Kamis 31 Jan 2013 14:13 WIB

Banjir dan Climate Change

Azyumardi Azra
Foto: Republika/Daan
Azyumardi Azra

REPUBLIKA.CO.ID,Oleh Azyumardi Azra

Banjir dan Climate Change Banjir. Hujan dan banjir Jakarta sejak awal Januari 2013 agaknya merupakan banjir terbesar sepanjang ingatan dan rekaman BMKG.

Meski curah hujan pada awal 2013 jauh lebih sedikit dibanding banjir besar Jakarta 2007, banjir yang terjadi belakangan ini jauh lebih masif dengan cakupan wilayah terkena bencana dan korban harta benda serta jiwa yang juga kian banyak.

Dengan kecenderungan seperti itu hampir bisa dipastikan, banjir kian besar mengancam dari waktu ke waktu. Faktor meningkatnya gejala tidak menggembirakan ini juga banyak terkait climate change secara global. Pada tingkat nasional, sumber bencana itu, antara lain, kebijakan dan program pemerintah terlihat tidak sungguh-sungguh menangani banjir, tambahan lagi pembangunan gedung dan perumahan yang kian menghabisi ruang hijau dan lahan penyerapan air.

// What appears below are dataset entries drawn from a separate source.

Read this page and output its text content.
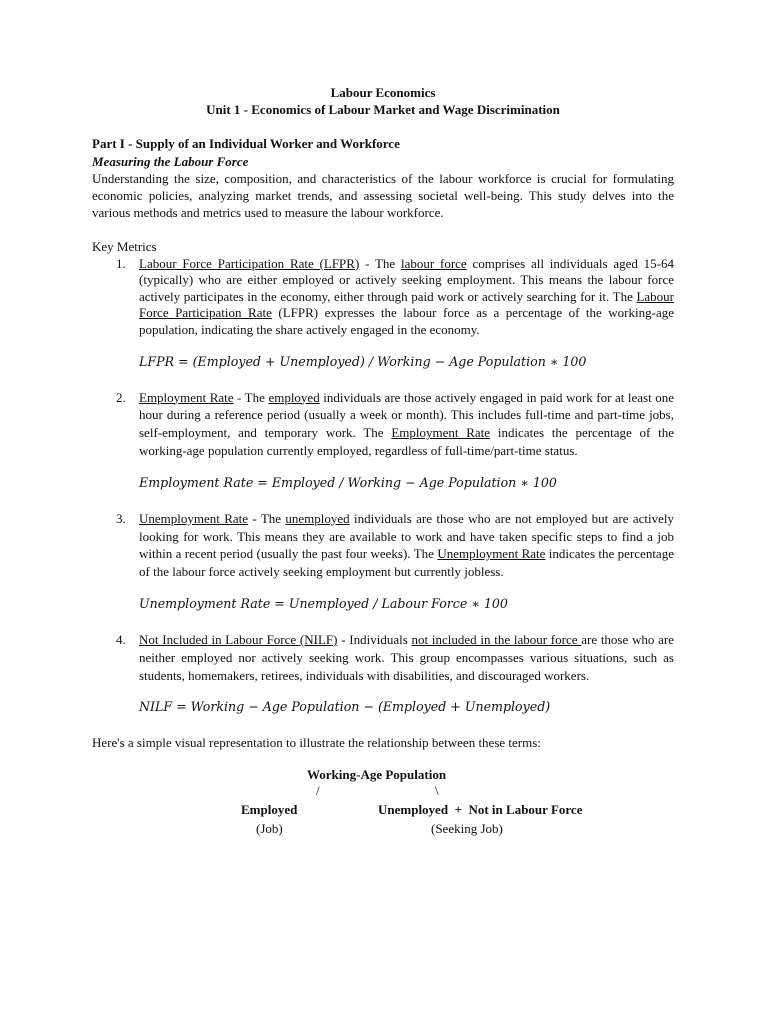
Labour Economics
Unit 1 - Economics of Labour Market and Wage Discrimination
Part I - Supply of an Individual Worker and Workforce
Measuring the Labour Force
Understanding the size, composition, and characteristics of the labour workforce is crucial for formulating economic policies, analyzing market trends, and assessing societal well-being. This study delves into the various methods and metrics used to measure the labour workforce.
Key Metrics
1. Labour Force Participation Rate (LFPR) - The labour force comprises all individuals aged 15-64 (typically) who are either employed or actively seeking employment. This means the labour force actively participates in the economy, either through paid work or actively searching for it. The Labour Force Participation Rate (LFPR) expresses the labour force as a percentage of the working-age population, indicating the share actively engaged in the economy.
LFPR = (Employed + Unemployed) / Working − Age Population ∗ 100
2. Employment Rate - The employed individuals are those actively engaged in paid work for at least one hour during a reference period (usually a week or month). This includes full-time and part-time jobs, self-employment, and temporary work. The Employment Rate indicates the percentage of the working-age population currently employed, regardless of full-time/part-time status.
Employment Rate = Employed / Working − Age Population ∗ 100
3. Unemployment Rate - The unemployed individuals are those who are not employed but are actively looking for work. This means they are available to work and have taken specific steps to find a job within a recent period (usually the past four weeks). The Unemployment Rate indicates the percentage of the labour force actively seeking employment but currently jobless.
Unemployment Rate = Unemployed / Labour Force ∗ 100
4. Not Included in Labour Force (NILF) - Individuals not included in the labour force are those who are neither employed nor actively seeking work. This group encompasses various situations, such as students, homemakers, retirees, individuals with disabilities, and discouraged workers.
NILF = Working − Age Population − (Employed + Unemployed)
Here's a simple visual representation to illustrate the relationship between these terms:
Working-Age Population
/	\
Employed	Unemployed  +  Not in Labour Force
(Job)	(Seeking Job)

Tidak kurang pentingnya, banyak pula terkait dengan gaya hidup banyak kalangan masyarakat yang tidak memiliki kepedulian pada lingkungan hidup dan ekologi yang sehat. Tetapi jelas, perubahan iklim yang dalam dasawarsa terakhir kian terlihat dalam berbagai bentuk di hampir seluruh bagian dunia. Di Indonesia, gejala perubahan iklim, selain banjir yang kian mewabah juga adalah musim kemarau yang kian kering dan lebih panjang.

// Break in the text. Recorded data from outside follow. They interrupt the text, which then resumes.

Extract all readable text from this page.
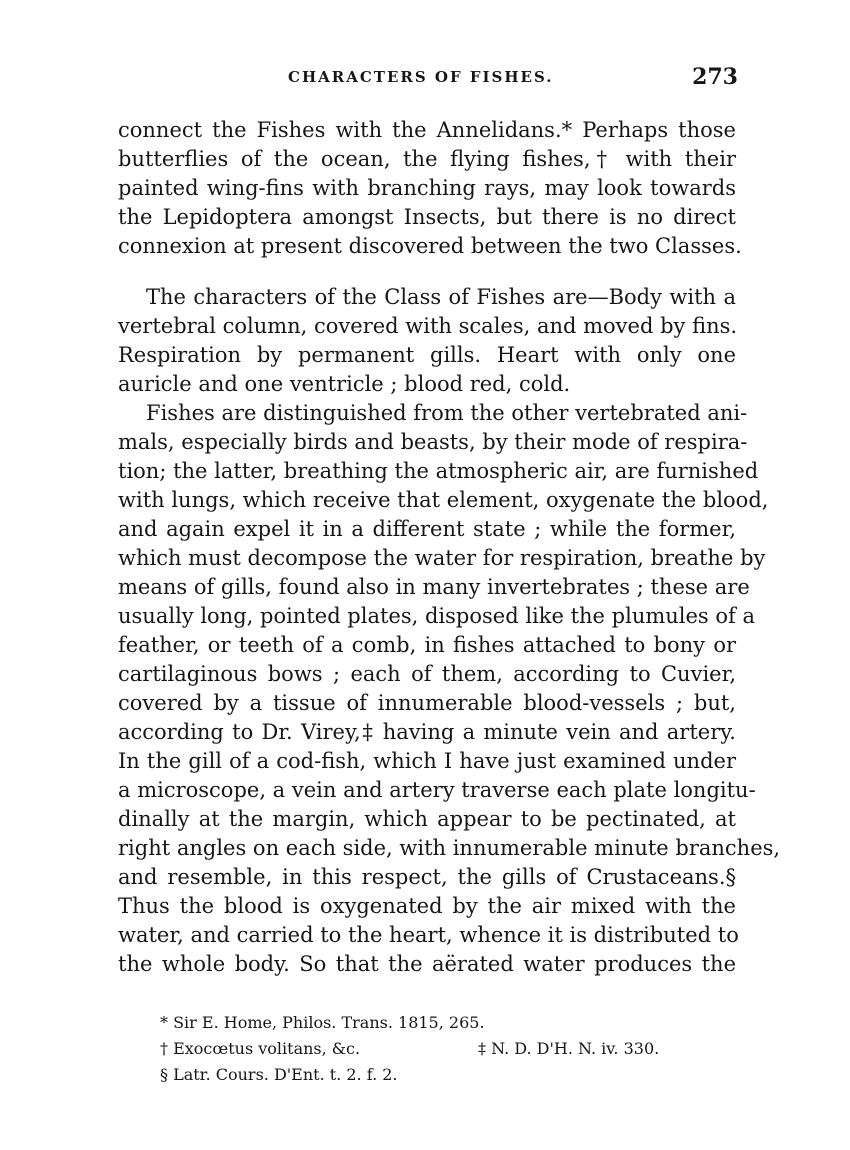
CHARACTERS OF FISHES.	273
connect the Fishes with the Annelidans.* Perhaps those
butterflies of the ocean, the flying fishes,† with their
painted wing-fins with branching rays, may look towards
the Lepidoptera amongst Insects, but there is no direct
connexion at present discovered between the two Classes.
The characters of the Class of Fishes are—Body with a
vertebral column, covered with scales, and moved by fins.
Respiration by permanent gills. Heart with only one
auricle and one ventricle ; blood red, cold.
Fishes are distinguished from the other vertebrated ani-
mals, especially birds and beasts, by their mode of respira-
tion; the latter, breathing the atmospheric air, are furnished
with lungs, which receive that element, oxygenate the blood,
and again expel it in a different state ; while the former,
which must decompose the water for respiration, breathe by
means of gills, found also in many invertebrates ; these are
usually long, pointed plates, disposed like the plumules of a
feather, or teeth of a comb, in fishes attached to bony or
cartilaginous bows ; each of them, according to Cuvier,
covered by a tissue of innumerable blood-vessels ; but,
according to Dr. Virey,‡ having a minute vein and artery.
In the gill of a cod-fish, which I have just examined under
a microscope, a vein and artery traverse each plate longitu-
dinally at the margin, which appear to be pectinated, at
right angles on each side, with innumerable minute branches,
and resemble, in this respect, the gills of Crustaceans.§
Thus the blood is oxygenated by the air mixed with the
water, and carried to the heart, whence it is distributed to
the whole body. So that the aërated water produces the
* Sir E. Home, Philos. Trans. 1815, 265.
† Exocœtus volitans, &c.	‡ N. D. D'H. N. iv. 330.
§ Latr. Cours. D'Ent. t. 2. f. 2.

Banjir dan kemarau panjang menimbulkan banyak korban sosial-ekonomi, harta benda, dan jiwa. Sementara itu, di bagian dunia lain, seperti Australia, suhu panas sekarang mencapai lebih 45 derajat Celsius sehingga juga menimbulkan kebakaran liar (wildfires) di mana-mana. Pada saat yang sama kawasan utara Bumi mengalami musim salju kian tebal--lebih daripada biasanya.

Tetapi, dalam tahun-tahun terakhir di banyak negara Eropa Utara dan Amerika Utara tidak ada salju pada akhir Desember dan Januari. Di musim dingin kadang-kadang temperatur malah hangat, lazim disebut Indian summer. Jadi, perubahan iklim bukan lagi sekadar teori dan wacana. Tetapi, sudah hadir di hampir setiap lingkungan kehidupan, termasuk Indonesia.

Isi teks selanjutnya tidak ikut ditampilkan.